Il est très regrettable que personne parmi les cadres de la communauté de Fichermont, et/ou de l’épiscopat en charge, ne l’ait alors décelé et apprécié.
S’il est une grave responsabilité qui incombe à l’Eglise dans cette triste affaire, c’est bien celle-là !
Note :
1. Devenue icone du monde people et par hasard amie du président François Mitterrand, l’auteure de ˝bonjour tristesse˝ Françoise Quoirez dite Sagan, grisée par son succès d’édition et rapidement connue pour ses écarts et son addiction au jeu, à l’alcool et à la drogue, multipliera les cures de désintoxication : « La seule chose que je trouve convenable – si on veut échapper à la vie de manière un peu intelligente – c’est l’opium ».
Son obsession sera donc toujours le moyen d’échapper à la vie… Ce sera aussi celle de Jeanne Paule Deckerts.
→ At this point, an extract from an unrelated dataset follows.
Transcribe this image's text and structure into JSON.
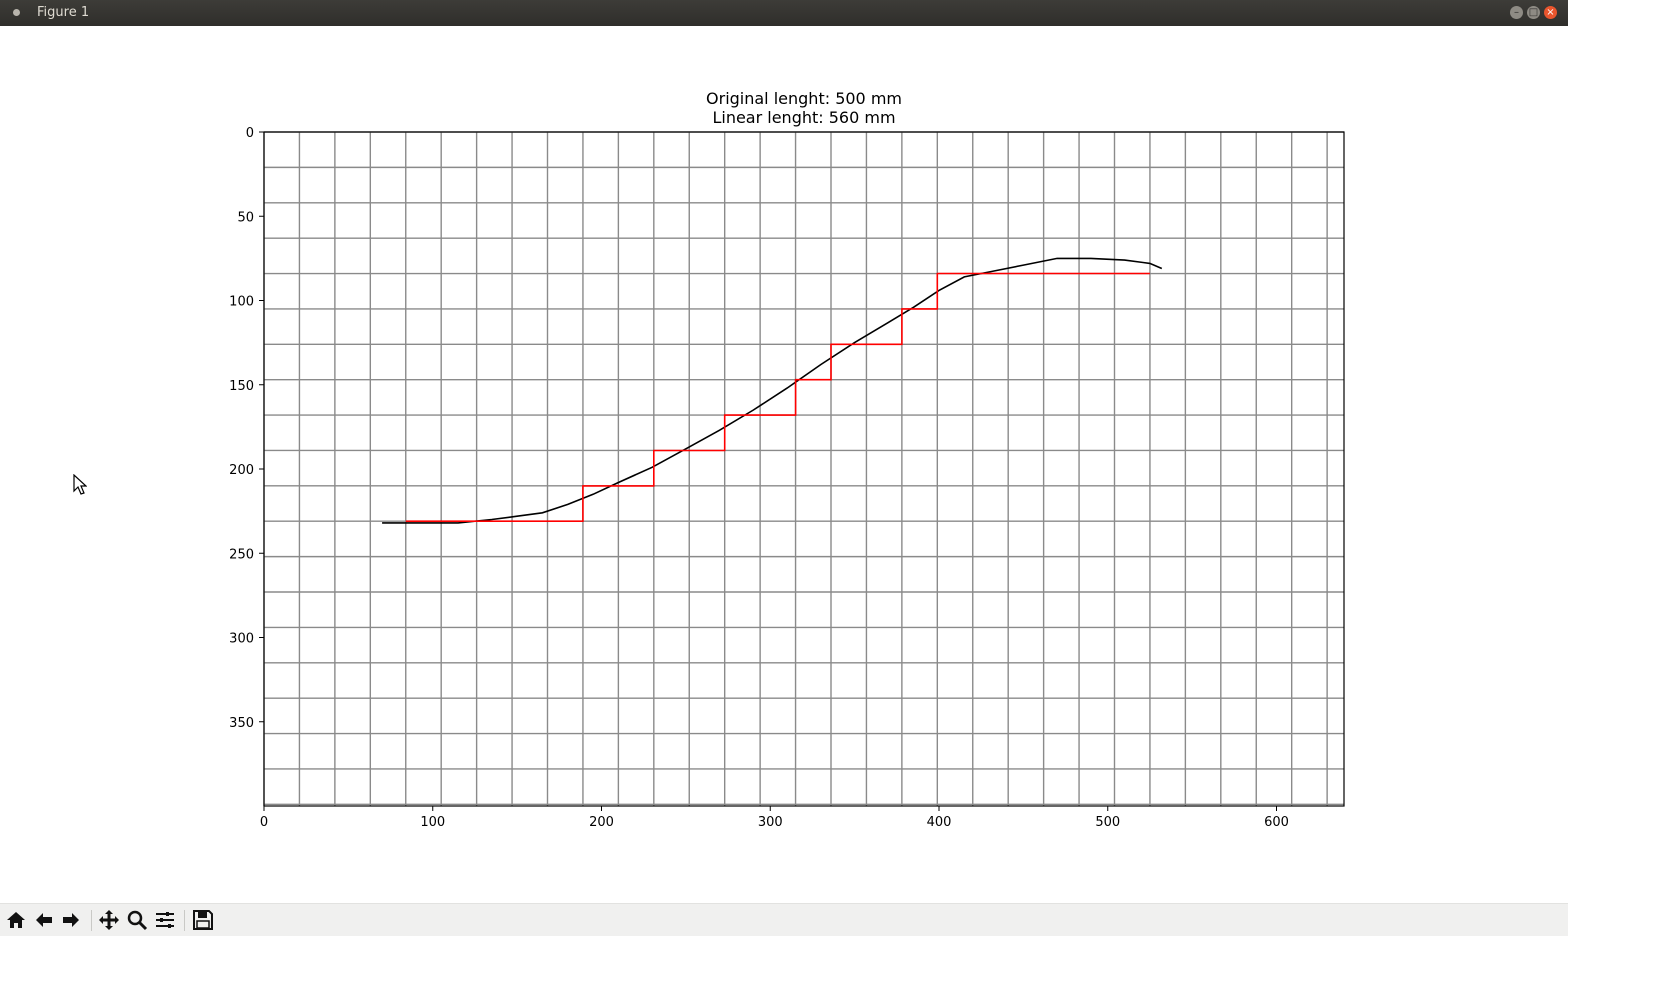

Elle aura deux maris issus du monde ˝people˝ puis pour compagne Peggy Roche, mannequin, ex épouse de Claude Brasseur.
Enfin lorsqu’elle est ruinée et privée de chéquier, elle est recueillie par sa dernière compagne, Ingrid Mechoulam, qui, dans sa maison parisienne, la soigne et la soutient pendant ses douze dernières années.
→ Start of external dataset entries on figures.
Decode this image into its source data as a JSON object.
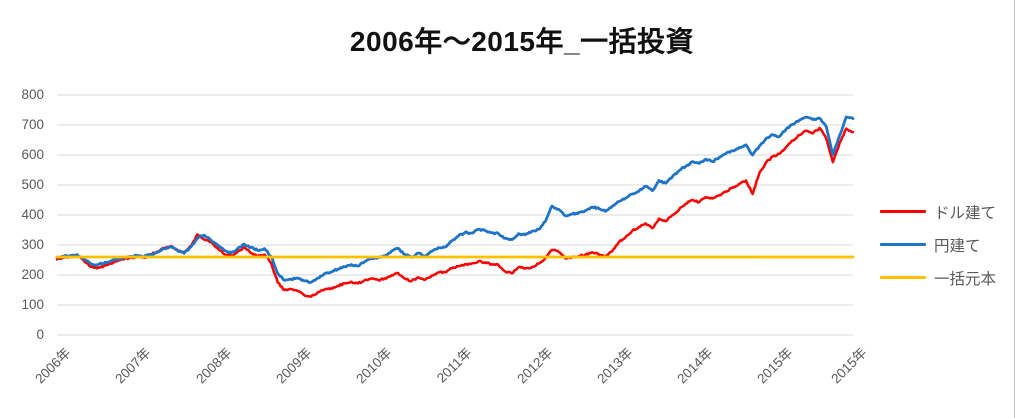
{
  "title": "2006年～2015年_一括投資",
  "colors": {
    "usd_line": "#fe0000",
    "jpy_line": "#1f74c8",
    "principal_line": "#ffc000",
    "gridline": "#d9d9d9",
    "axis_text": "#595959",
    "title_text": "#111111",
    "frame_border": "#c9c9c9"
  },
  "chart_data": {
    "type": "line",
    "title": "2006年～2015年_一括投資",
    "x_unit": "monthly, Jan 2006 - Dec 2015",
    "x_tick_labels": [
      "2006年",
      "2007年",
      "2008年",
      "2009年",
      "2010年",
      "2011年",
      "2012年",
      "2013年",
      "2014年",
      "2015年",
      "2015年"
    ],
    "y_ticks": [
      0,
      100,
      200,
      300,
      400,
      500,
      600,
      700,
      800
    ],
    "ylim": [
      0,
      800
    ],
    "grid": "horizontal",
    "legend_position": "right",
    "series": [
      {
        "name": "ドル建て",
        "color": "#fe0000",
        "values": [
          252,
          258,
          262,
          264,
          248,
          228,
          222,
          230,
          238,
          246,
          252,
          257,
          262,
          257,
          268,
          278,
          290,
          296,
          283,
          272,
          296,
          335,
          318,
          310,
          290,
          270,
          264,
          278,
          292,
          273,
          262,
          268,
          240,
          175,
          150,
          153,
          146,
          132,
          128,
          143,
          152,
          156,
          164,
          172,
          178,
          172,
          183,
          188,
          183,
          189,
          199,
          206,
          188,
          180,
          192,
          184,
          198,
          208,
          209,
          222,
          229,
          236,
          238,
          246,
          242,
          236,
          233,
          212,
          206,
          226,
          222,
          226,
          238,
          256,
          284,
          277,
          255,
          259,
          263,
          268,
          276,
          268,
          262,
          279,
          310,
          326,
          348,
          360,
          372,
          356,
          388,
          379,
          400,
          418,
          438,
          450,
          443,
          460,
          455,
          466,
          478,
          492,
          504,
          515,
          470,
          540,
          575,
          595,
          604,
          626,
          648,
          666,
          681,
          672,
          690,
          655,
          576,
          640,
          688,
          676
        ]
      },
      {
        "name": "円建て",
        "color": "#1f74c8",
        "values": [
          258,
          262,
          265,
          268,
          252,
          238,
          233,
          239,
          246,
          252,
          258,
          262,
          265,
          261,
          269,
          276,
          288,
          293,
          282,
          273,
          293,
          322,
          333,
          317,
          300,
          282,
          273,
          288,
          303,
          292,
          282,
          288,
          262,
          205,
          182,
          186,
          190,
          180,
          176,
          190,
          205,
          210,
          220,
          228,
          235,
          230,
          245,
          255,
          259,
          263,
          279,
          289,
          268,
          259,
          273,
          263,
          279,
          291,
          293,
          313,
          330,
          342,
          340,
          352,
          348,
          341,
          338,
          322,
          318,
          338,
          334,
          346,
          352,
          378,
          430,
          419,
          398,
          403,
          408,
          415,
          426,
          422,
          412,
          429,
          445,
          456,
          470,
          479,
          496,
          481,
          515,
          506,
          528,
          548,
          562,
          578,
          572,
          586,
          578,
          592,
          605,
          614,
          625,
          634,
          600,
          630,
          655,
          668,
          662,
          686,
          702,
          716,
          726,
          718,
          722,
          695,
          601,
          665,
          727,
          721
        ]
      },
      {
        "name": "一括元本",
        "color": "#ffc000",
        "constant_value": 260
      }
    ]
  },
  "legend": {
    "items": [
      {
        "label": "ドル建て"
      },
      {
        "label": "円建て"
      },
      {
        "label": "一括元本"
      }
    ]
  }
}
Elle sera toujours ˝protégée par le président Mitterrand˝ de l’incarcération lors des jugements prononcés en suite aux multiples poursuites judiciaires diligentées contre elle pour ses activités liées à la drogue comme pour la perception de pots de vin non déclarés, reçus lors de ses interventions lobbyistes associées à Elf en Ouzbékistan via l’homme d’affaire André Guelfi.
En février 2002, Françoise Sagan est condamnée à un an d’emprisonnement avec sursis, les juges ayant établi qu’elle avait dissimulé au fisc des revenus de 84 000 euros sur sa déclaration d’impôts de 1994 et 610 000 euros sur sa déclaration de 1995.
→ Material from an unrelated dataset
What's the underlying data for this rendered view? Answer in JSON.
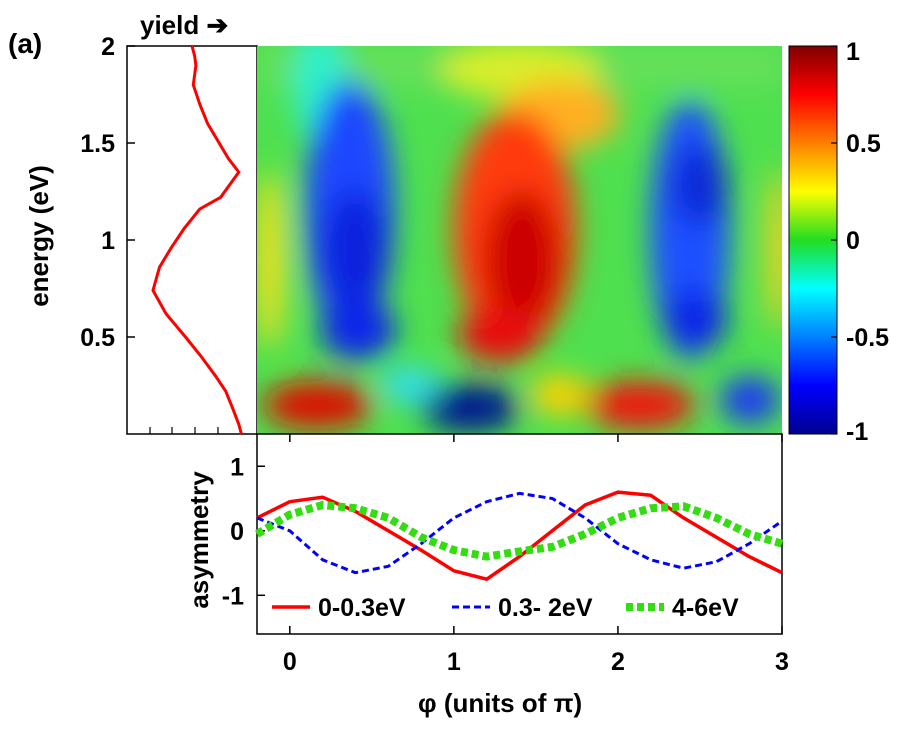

En mars 1990, elle avait déjà été condamnée à six mois de prison avec sursis et à une amende de 360 000 francs pour usage de cocaïne. En 1995, elle a été à nouveau condamnée à un an de prison avec sursis et 40 000 francs d’amende, dans une affaire de drogue touchant plusieurs personnalités du show-biz. Les droits d’auteur sur ses derniers livres sont saisis et partent directement aux impôts. Françoise Sagan est alors complètement et définitivement ruinée, privée de chéquier, hébergée alors par Ingrid Mechoulam qui rachète ses maisons et ses meuble au fil des saisies : elle devient ainsi la propriétaire du manoir du Breuil, près d’Équemauville, rachetée à la banque Dexia, mais lui en laisse l’usufruit, tout en la coupant finalement du monde.
En 1998, la romancière avait rédigé son épitaphe : « Sagan, Françoise. Fit son apparition en 1954, avec un mince roman, Bonjour tristesse, qui fut un scandale mondial. Sa disparition, après une vie et une œuvre, également agréables et bâclées, ne fut un scandale que pour elle-même. »
Excellent et tellement vrai !
Un papier remarquable. Bravo
Excellent Claude comme très souvent. Vous mettez en relief l’éloge Faite aux caprices par nos sociétés « occidentales » aujourd’hui, gavées de biens matériels, et pourtant toujours aussi assoiffées de ceux-ci, jusqu’aux refuges dans les « paradis » artificiels, qui conduisent les plus hystériques à des parodies de vies.